Arizona Dan, what would I say if your number was called? "Send me the video tape!"

"Roy D Mercer" I have MP3's from two disks of his. I slide then inbetween sets of music. The guys love it. Some from the mid west have heard them before, but being an east cost type they were new to me. Great giggels. If he ever called me, I would love to get my *** whooped and would pencil him in for an apointment. I would also bring revolver and two speed loaders for balance.

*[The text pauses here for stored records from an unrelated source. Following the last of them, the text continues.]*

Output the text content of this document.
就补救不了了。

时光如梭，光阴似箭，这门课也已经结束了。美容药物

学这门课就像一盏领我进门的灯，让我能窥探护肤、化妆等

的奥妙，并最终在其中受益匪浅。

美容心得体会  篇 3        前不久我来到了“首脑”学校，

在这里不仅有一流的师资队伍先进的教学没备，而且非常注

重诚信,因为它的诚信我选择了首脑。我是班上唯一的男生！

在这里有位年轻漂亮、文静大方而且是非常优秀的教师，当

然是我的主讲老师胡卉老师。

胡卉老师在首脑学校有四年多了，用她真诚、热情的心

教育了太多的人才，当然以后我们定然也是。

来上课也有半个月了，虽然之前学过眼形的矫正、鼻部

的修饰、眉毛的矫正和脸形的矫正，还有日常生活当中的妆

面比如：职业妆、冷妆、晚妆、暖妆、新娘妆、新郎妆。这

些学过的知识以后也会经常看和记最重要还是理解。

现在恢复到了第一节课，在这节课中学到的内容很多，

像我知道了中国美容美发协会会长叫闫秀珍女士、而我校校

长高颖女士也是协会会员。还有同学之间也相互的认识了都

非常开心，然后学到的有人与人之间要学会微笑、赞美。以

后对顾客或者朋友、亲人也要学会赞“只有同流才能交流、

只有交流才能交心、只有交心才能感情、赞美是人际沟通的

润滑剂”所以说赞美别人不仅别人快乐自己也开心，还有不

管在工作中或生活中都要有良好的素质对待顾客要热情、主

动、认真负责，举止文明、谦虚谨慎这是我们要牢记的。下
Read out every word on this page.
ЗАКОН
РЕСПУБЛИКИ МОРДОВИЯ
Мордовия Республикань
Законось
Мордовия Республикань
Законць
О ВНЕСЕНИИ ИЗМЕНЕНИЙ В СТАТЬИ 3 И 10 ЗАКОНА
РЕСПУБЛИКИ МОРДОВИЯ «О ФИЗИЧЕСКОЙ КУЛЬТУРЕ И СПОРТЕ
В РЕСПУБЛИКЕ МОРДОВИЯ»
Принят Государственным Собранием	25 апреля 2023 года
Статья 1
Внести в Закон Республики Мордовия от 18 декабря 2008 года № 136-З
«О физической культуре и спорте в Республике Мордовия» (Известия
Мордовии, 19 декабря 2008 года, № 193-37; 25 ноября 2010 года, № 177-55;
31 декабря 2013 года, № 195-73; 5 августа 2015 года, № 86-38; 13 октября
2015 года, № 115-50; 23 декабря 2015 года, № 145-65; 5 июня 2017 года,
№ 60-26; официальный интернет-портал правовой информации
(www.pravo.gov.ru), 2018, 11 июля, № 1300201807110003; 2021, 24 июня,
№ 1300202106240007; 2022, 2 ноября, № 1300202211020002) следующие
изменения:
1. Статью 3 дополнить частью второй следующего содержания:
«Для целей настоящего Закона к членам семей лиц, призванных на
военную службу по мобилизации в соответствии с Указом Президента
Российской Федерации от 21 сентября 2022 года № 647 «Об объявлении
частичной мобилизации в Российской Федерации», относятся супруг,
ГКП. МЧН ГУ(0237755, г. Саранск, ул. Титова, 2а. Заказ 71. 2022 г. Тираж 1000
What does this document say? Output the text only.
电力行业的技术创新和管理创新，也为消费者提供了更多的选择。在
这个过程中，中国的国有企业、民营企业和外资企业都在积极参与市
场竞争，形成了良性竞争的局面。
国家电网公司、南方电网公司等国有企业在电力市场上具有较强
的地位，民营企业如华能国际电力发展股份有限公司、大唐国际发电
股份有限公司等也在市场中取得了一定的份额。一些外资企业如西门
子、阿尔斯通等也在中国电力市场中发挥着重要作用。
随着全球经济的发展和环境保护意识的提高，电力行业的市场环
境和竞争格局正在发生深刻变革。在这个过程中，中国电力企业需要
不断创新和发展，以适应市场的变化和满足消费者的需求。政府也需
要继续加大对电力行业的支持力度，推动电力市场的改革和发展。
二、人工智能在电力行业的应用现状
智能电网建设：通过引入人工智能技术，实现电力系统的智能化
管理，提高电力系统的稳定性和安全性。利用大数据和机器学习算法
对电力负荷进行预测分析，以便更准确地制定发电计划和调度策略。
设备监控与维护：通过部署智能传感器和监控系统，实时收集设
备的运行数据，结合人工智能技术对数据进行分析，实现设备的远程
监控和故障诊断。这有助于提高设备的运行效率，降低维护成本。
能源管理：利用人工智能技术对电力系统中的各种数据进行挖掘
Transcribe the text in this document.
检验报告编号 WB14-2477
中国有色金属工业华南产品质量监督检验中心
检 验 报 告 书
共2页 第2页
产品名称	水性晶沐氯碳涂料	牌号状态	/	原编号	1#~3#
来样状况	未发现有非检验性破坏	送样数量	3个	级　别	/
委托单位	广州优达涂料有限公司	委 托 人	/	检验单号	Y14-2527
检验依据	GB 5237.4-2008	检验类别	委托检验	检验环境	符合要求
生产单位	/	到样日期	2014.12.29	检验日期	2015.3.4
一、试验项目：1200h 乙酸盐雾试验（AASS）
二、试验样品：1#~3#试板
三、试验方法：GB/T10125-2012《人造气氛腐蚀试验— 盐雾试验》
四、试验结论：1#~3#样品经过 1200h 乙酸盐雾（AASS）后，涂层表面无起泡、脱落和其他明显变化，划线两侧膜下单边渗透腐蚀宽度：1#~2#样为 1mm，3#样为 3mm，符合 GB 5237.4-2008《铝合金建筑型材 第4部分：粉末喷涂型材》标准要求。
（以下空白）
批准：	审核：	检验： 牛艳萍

Guys thanks for the fun moment.
Later dudes
Jack Crow in Iraq
 

chmsam

Flashlight Enthusiast
Joined
Apr 26, 2004
Messages
2,241
Location
3rd Stone
I had one that went like this...

"Hello.... Hello?...what?... Huh? I can't ...Hello? Oh, OK, this is just a machine, wait for the beep."
 

bubbacatfish

Enlightened
Joined
Jun 22, 2004
Messages
236
Location
The Hammer, Ontario, Canada
I got my first (only) answering machine around 1990, you could record up to 13 seconds of message, no more - I took that as a challenge & started making up scripts but settled on recording Bell messages instead. For about 1 year my machine said, in the standard Operators' voice "The number you have dialed is not in service, please hang up & try your call again", my room mates elderly mom finally freaked & I changed it. It was a great way to lose unwanted calls, only friends & family knew to wait for the beep.
 

KevinL

Flashlight Enthusiast
Joined
Jun 10, 2004
Messages
5,866
Location
At World's End
That is a *GREAT* idea if I ever need to use voice mail again. Cellphone companies keep pushing "free" voice mail boxes at me and I simply don't want them. If I turn off the cell phone or silence the phone, I don't WANT to be contactable /ubbthreads/images/graemlins/wink.gif

As for the hardwired landline, I keep a modem from days gone by. The V.90/X2 answer screech is enough to keep unwanted calls at bay.
 

smokinbasser

Flashlight Enthusiast
Joined
Sep 19, 2003
Messages
1,193
Location
East Texas
Mine went"Hi this is Joes refrigerator, his answering machine is on vacation this week, just leave a message and I"ll put a postit on my self for him"
 

BobVA

Enlightened
Joined
Aug 10, 2003
Messages
416
Location
North VA
I used a DecTalk voice synthesizer to record the following:

"This is Dr. Stephen Hawking, I'm here trying to help Bob balance his checkbook. Frankly, it's not looking to good. He'll have to call you back."
 

cobb

Flashlight Enthusiast
Joined
Sep 26, 2004
Messages
2,957
Wow, no wonder you guys spend you time posting online to messageboards. I just have the generic one built in and I get 2-3 calls a day for jobs from my resume postings online. I had a workshop by a ceo of a corporation, he said they use monster for finding people in their area and call, they hang up if they get a machine and move on to another person.
 

Size15's

Flashaholic
Joined
Aug 29, 2000
Messages
18,415
Location
Kettering, England
One of my housemates' cellphone message is
"The number you are calling from has not been recognised. Please hang up and try again."
It was spoken by what sounded just like the telephone automated voice.